We had our post op week 4 appointment this past Tuesday. No changes from last week to report. Everything is continuing to look good at this time. We met with one of the nurse practitioners from the spina bifida clinic after our OB appointment. It was nice to physically see what a shunt looks like if she were to end up needing one. We also were able to see a urinary catheter also ( I am guessing by size maybe a 5 or 6 french) The urinary catheter is not a big deal to me as I am a LPN and have catheterized numerous people over the years- my husband on the other hand looked like he was going to pass out. Dealing with the reality of most likely needing to cath her is very stressful for him. I think like most other Dads in this situation, he is afraid of hurting her or doing something wrong that ends up with her getting a UTI. It was good to know that the hospital will provide a gel pack for her lower back to place in her car seat and if needed they have a bed style car seat that we can use also. The spina bifida clinic runs twice a month and all of the specialists that your child would need to see are scheduled to be there. Over the next two appointments we will be meeting with her neurosurgeon and the neonatalogist.

Tomorrow marks the 28th week of pregnancy which is a one of the first milestones for fetal surgery. If all goes well from this point- only 9 more weeks of bedrest.

On a crappy note I received a letter yesterday from my employer regarding my health insurance coverage. After the end of August I will need to pay alittle over $1600 a month for COBRA until I can return to work- which if all goes as planned will not be until mid November. Hmmm . . . . .

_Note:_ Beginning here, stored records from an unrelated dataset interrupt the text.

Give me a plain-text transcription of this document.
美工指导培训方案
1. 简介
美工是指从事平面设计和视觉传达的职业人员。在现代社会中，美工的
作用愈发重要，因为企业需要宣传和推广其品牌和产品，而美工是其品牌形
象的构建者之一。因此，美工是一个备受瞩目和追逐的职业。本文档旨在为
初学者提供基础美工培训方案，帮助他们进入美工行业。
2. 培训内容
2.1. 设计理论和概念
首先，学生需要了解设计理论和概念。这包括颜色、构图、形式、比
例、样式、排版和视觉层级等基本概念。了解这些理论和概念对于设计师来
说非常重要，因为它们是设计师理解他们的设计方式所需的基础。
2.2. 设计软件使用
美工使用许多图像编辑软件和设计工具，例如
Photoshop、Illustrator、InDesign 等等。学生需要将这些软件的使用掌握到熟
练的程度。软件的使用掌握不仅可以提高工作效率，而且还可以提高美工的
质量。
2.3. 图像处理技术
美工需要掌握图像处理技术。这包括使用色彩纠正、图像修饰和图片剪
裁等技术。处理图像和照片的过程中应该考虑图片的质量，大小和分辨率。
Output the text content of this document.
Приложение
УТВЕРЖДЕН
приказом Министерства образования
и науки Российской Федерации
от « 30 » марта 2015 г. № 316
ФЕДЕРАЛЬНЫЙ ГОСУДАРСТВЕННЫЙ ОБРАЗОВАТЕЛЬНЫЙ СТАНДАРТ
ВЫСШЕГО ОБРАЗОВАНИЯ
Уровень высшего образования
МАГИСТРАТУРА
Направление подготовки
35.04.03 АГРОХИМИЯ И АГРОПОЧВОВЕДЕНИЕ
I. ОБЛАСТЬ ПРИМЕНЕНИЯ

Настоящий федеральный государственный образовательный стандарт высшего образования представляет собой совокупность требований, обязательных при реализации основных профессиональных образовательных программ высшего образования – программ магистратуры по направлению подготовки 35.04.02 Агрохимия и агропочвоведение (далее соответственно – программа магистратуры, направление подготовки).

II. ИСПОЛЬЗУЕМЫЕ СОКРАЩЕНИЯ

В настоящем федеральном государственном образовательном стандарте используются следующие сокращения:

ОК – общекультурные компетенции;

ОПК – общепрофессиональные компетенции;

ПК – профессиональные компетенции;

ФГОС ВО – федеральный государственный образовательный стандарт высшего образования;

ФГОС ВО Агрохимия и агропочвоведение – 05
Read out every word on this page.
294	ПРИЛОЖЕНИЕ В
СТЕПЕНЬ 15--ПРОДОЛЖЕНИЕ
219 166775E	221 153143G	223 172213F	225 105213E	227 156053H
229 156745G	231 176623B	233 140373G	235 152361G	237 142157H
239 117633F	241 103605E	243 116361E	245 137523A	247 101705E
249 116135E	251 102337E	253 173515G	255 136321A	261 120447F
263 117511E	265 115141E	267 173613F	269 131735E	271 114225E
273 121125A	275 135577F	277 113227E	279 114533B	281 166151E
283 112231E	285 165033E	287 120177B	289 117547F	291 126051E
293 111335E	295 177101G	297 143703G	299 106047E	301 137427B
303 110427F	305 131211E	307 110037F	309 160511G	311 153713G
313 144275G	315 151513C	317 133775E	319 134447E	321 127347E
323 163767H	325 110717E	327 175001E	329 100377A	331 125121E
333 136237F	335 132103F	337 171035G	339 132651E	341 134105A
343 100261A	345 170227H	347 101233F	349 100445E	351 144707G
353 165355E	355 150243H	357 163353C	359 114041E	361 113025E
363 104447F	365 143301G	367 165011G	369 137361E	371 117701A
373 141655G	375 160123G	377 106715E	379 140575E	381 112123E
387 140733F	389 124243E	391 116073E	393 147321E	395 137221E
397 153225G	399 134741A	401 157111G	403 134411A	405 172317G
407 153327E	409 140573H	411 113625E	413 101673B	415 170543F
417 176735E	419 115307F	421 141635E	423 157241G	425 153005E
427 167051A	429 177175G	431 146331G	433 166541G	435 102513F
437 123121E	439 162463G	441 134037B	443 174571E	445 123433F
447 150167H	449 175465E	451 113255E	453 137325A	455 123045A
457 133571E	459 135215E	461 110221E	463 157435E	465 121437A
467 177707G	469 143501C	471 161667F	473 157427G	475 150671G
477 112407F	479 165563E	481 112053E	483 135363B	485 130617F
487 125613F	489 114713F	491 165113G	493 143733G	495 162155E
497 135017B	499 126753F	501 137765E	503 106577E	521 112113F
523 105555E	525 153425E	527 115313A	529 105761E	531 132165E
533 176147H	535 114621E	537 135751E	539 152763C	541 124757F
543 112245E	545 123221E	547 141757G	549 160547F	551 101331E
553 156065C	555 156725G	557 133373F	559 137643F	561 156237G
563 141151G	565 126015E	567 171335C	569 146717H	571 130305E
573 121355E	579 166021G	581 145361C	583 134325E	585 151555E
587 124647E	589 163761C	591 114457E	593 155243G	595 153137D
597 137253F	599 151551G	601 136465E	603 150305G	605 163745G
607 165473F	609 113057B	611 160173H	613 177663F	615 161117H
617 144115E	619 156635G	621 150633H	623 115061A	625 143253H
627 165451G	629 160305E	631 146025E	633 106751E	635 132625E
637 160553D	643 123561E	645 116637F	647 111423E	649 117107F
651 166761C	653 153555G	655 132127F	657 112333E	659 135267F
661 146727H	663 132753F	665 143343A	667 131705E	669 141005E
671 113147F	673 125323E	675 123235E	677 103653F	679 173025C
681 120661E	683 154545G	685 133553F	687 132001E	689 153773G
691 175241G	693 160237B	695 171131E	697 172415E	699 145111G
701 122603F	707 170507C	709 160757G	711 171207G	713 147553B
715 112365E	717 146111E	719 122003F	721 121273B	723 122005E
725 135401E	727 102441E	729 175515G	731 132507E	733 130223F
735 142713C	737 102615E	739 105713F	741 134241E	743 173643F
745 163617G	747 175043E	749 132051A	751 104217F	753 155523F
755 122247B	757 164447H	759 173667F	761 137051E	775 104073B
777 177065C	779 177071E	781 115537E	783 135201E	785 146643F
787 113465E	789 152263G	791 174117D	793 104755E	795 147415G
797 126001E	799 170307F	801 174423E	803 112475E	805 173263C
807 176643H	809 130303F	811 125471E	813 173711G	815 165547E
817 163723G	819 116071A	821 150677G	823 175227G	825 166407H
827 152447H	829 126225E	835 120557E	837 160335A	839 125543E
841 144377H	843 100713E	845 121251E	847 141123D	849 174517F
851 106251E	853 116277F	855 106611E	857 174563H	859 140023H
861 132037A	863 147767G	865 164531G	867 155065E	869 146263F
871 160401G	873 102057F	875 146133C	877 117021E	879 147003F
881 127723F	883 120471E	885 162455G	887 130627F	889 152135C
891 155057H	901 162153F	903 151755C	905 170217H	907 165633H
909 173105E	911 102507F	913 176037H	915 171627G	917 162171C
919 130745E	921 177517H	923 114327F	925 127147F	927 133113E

On one of the comments left on our blog I was asked why my family had decided to have the fetal surgery done. I will try my best to explain our reasons. When you first hear that your baby has a birth defect and the challenges that come with that defect- spina bifida in our case- you feel powerless and defective. You run all of the events of the pregnancy through your mind- searching for something you did wrong - something to place the blame on. You think about all of the "normal" things such as walking or riding a bike that your child may never be able to do. Your heart breaks with the anticipation of the challenges your child is going to face over their lifetime. Let's face it- it can be an ignorant and cruel world out there- even for a person with no disabilities. Your protective instincts take over and you become the biggest cheerleader for your unborn child. You spend hours researching the birth defect in depth. You read about other people's experiences- what worked well for them- what didn't work for them- ways they have adapted to meet their needs. You study the results of the MOMs trial in the New England Journal of Medicine. You speak with specialists regarding the birth defect. You learn about the risks involved with fetal surgery. Having the surgery is a very individualized choice- it is not for everyone. While you can not erase or cure the birth defect, fetal surgery gives you the opportunity to help prevent further disability. Amniotic fluid is very caustic to the open spine and will continue to eat away at the nerve endings causing more damage and disability during the remainder of the pregnancy. The open spine can continue to pull down and cause further hindbrain herniation (Chiari malformation) and block the flow of CSF causing hydrocephalus to occur. You still have the possibility of hydrocephalus occurring after fetal surgery but preventing the Chiari malformation from worsening is a major deal. The Chiari malformation can cause problems with breathing and feeding which could result in the need for a trach or feeding tube. We chose to have the fetal surgery with the understanding that the surgery is not going to cure our child's spina bifida but it can help prevent further disability from occurring. We want to give Rachel a chance for the best possible outcome in her life. Fetal surgery gave us the opportunity to dissolve the feelings of being powerless and to do something positive for our unborn child.